"Just a bunch of useful embeddings for scikit-learn pipelines, to get started quickly."
Embetter implements scikit-learn compatible embeddings for computer vision and text. It should make it very easy to quickly build proof of concepts using scikit-learn pipelines and, in particular, should help with bulk labelling. It's also meant to play nice with bulk and scikit-partial but it can also be used together with your favorite ANN solution like lancedb.
You can install via pip.
python -m pip install embetter
Many of the embeddings are optional depending on your use-case, so if you want to nit-pick to download only the tools that you need:
python -m pip install "embetter[text]"
python -m pip install "embetter[spacy]"
python -m pip install "embetter[sense2vec]"
python -m pip install "embetter[gensim]"
python -m pip install "embetter[bpemb]"
python -m pip install "embetter[vision]"
python -m pip install "embetter[all]"
This is what's being implemented now.
# Helpers to grab text or image from pandas column.

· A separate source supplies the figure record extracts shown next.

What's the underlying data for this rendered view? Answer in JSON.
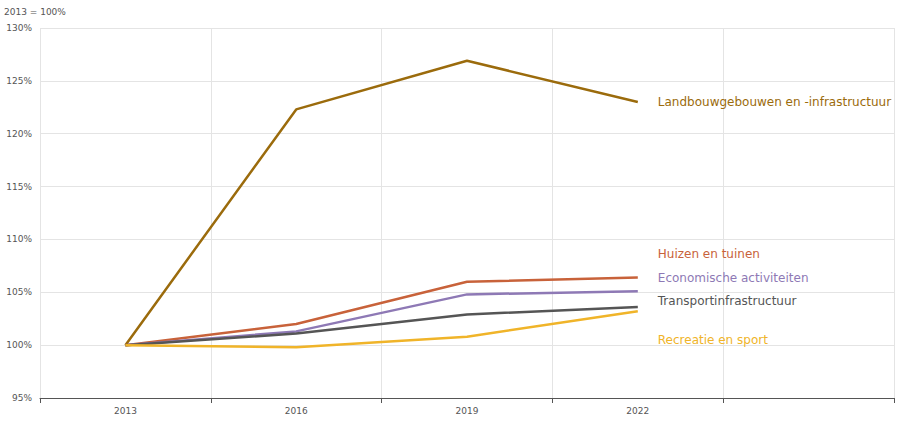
{
  "chart_data": {
    "type": "line",
    "ylabel": "2013 = 100%",
    "categories": [
      "2013",
      "2016",
      "2019",
      "2022",
      null
    ],
    "series": [
      {
        "name": "Landbouwgebouwen en -infrastructuur",
        "color": "#9b6b0c",
        "values": [
          100,
          122.3,
          126.9,
          123.0,
          null
        ]
      },
      {
        "name": "Huizen en tuinen",
        "color": "#c8623a",
        "values": [
          100,
          102.0,
          106.0,
          106.4,
          null
        ]
      },
      {
        "name": "Economische activiteiten",
        "color": "#8e79b5",
        "values": [
          100,
          101.3,
          104.8,
          105.1,
          null
        ]
      },
      {
        "name": "Transportinfrastructuur",
        "color": "#555555",
        "values": [
          100,
          101.1,
          102.9,
          103.6,
          null
        ]
      },
      {
        "name": "Recreatie en sport",
        "color": "#f0b429",
        "values": [
          100,
          99.8,
          100.8,
          103.2,
          null
        ]
      }
    ],
    "ylim": [
      95,
      130
    ],
    "yticks": [
      {
        "value": 95,
        "label": "95%"
      },
      {
        "value": 100,
        "label": "100%"
      },
      {
        "value": 105,
        "label": "105%"
      },
      {
        "value": 110,
        "label": "110%"
      },
      {
        "value": 115,
        "label": "115%"
      },
      {
        "value": 120,
        "label": "120%"
      },
      {
        "value": 125,
        "label": "125%"
      },
      {
        "value": 130,
        "label": "130%"
      }
    ],
    "grid": true
  }
}
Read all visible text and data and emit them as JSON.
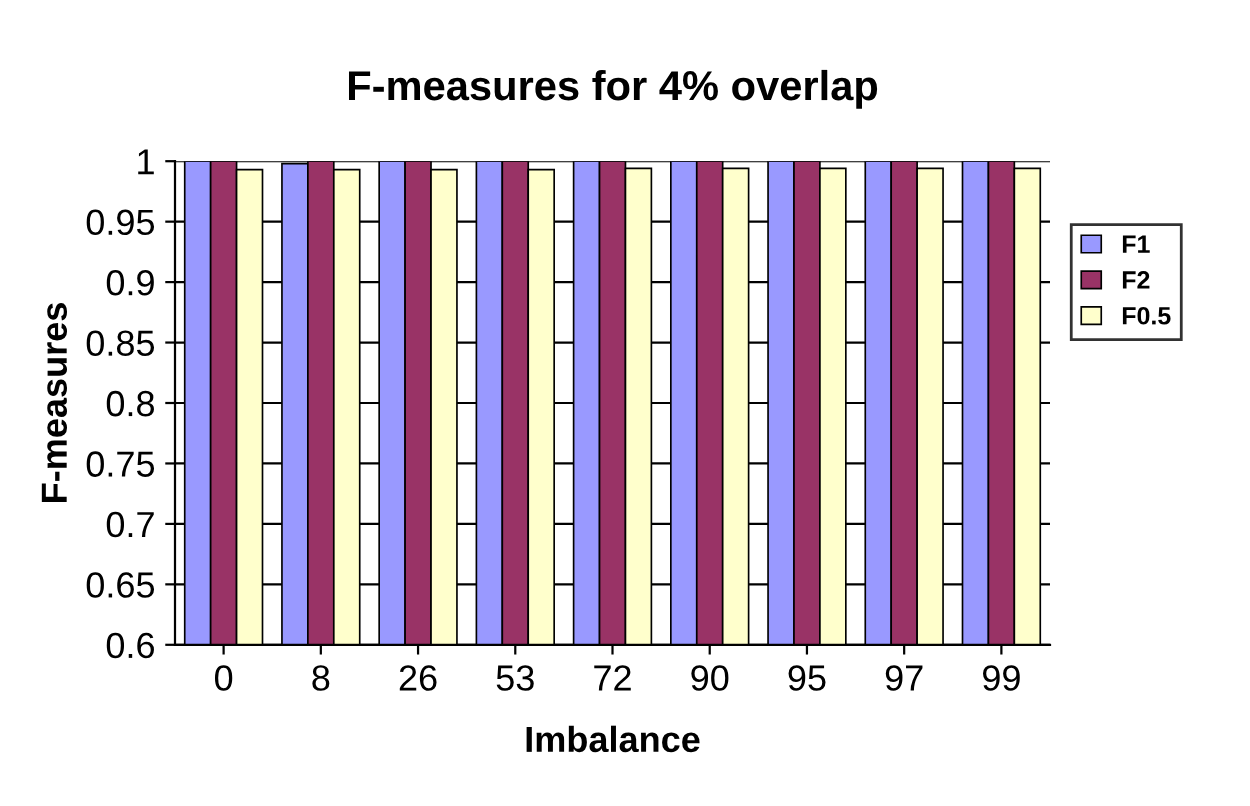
{
  "chart_data": {
    "type": "bar",
    "title": "F-measures for 4% overlap",
    "xlabel": "Imbalance",
    "ylabel": "F-measures",
    "categories": [
      "0",
      "8",
      "26",
      "53",
      "72",
      "90",
      "95",
      "97",
      "99"
    ],
    "series": [
      {
        "name": "F1",
        "color": "#9999ff",
        "values": [
          1,
          0.998,
          1,
          1,
          1,
          1,
          1,
          1,
          1
        ]
      },
      {
        "name": "F2",
        "color": "#993366",
        "values": [
          1,
          1,
          1,
          1,
          1,
          1,
          1,
          1,
          1
        ]
      },
      {
        "name": "F0.5",
        "color": "#ffffcc",
        "values": [
          0.993,
          0.993,
          0.993,
          0.993,
          0.994,
          0.994,
          0.994,
          0.994,
          0.994
        ]
      }
    ],
    "ylim": [
      0.6,
      1
    ],
    "yticks": [
      0.6,
      0.65,
      0.7,
      0.75,
      0.8,
      0.85,
      0.9,
      0.95,
      1
    ],
    "grid": "y",
    "legend": "right"
  }
}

from embetter.grab import ColumnGrabber
# Representations/Helpers for computer vision
from embetter.vision import ImageLoader, TimmEncoder, ColorHistogramEncoder
# Representations for text
from embetter.text import SentenceEncoder, MatryoshkaEncoder, Sense2VecEncoder, BytePairEncoder, spaCyEncoder, GensimEncoder
# Representations from multi-modal models
from embetter.multi import ClipEncoder
# Finetuning components
from embetter.finetune import FeedForwardTuner, ContrastiveTuner, ContrastiveLearner, SbertLearner
# External embedding providers, typically needs an API key
from embetter.external import CohereEncoder, OpenAIEncoder
All of these components are scikit-learn compatible, which means that you can apply them as you would normally in a scikit-learn pipeline. Just be aware that these components are stateless. They won't require training as these are all pretrained tools.
import pandas as pd
from sklearn.pipeline import make_pipeline
from sklearn.linear_model import LogisticRegression
from embetter.grab import ColumnGrabber
from embetter.text import SentenceEncoder
# This pipeline grabs the `text` column from a dataframe
# which then get fed into Sentence-Transformers' all-MiniLM-L6-v2.
text_emb_pipeline = make_pipeline(
ColumnGrabber("text"),
SentenceEncoder('all-MiniLM-L6-v2')
)
# This pipeline can also be trained to make predictions, using
# the embedded features.
text_clf_pipeline = make_pipeline(
text_emb_pipeline,
LogisticRegression()
)
dataf = pd.DataFrame({
"text": ["positive sentiment", "super negative"],
"label_col": ["pos", "neg"]
})
X = text_emb_pipeline.fit_transform(dataf, dataf['label_col'])
text_clf_pipeline.fit(dataf, dataf['label_col']).predict(dataf)
The goal of the API is to allow pipelines like this:
import pandas as pd
from sklearn.pipeline import make_pipeline
from sklearn.linear_model import LogisticRegression
from embetter.grab import ColumnGrabber
from embetter.vision import ImageLoader
from embetter.multi import ClipEncoder
# This pipeline grabs the `img_path` column from a dataframe
# then it grabs the image paths and turns them into `PIL.Image` objects
# which then get fed into CLIP which can also handle images.
image_emb_pipeline = make_pipeline(
ColumnGrabber("img_path"),
ImageLoader(convert="RGB"),
ClipEncoder()
)
dataf = pd.DataFrame({
"img_path": ["tests/data/thiscatdoesnotexist.jpeg"]
})
image_emb_pipeline.fit_transform(dataf)
All of the encoding tools you've seen here are also compatible
with the partial_fit
mechanic
in scikit-learn. That means
you can leverage scikit-partial
to build pipelines that can handle out-of-core datasets.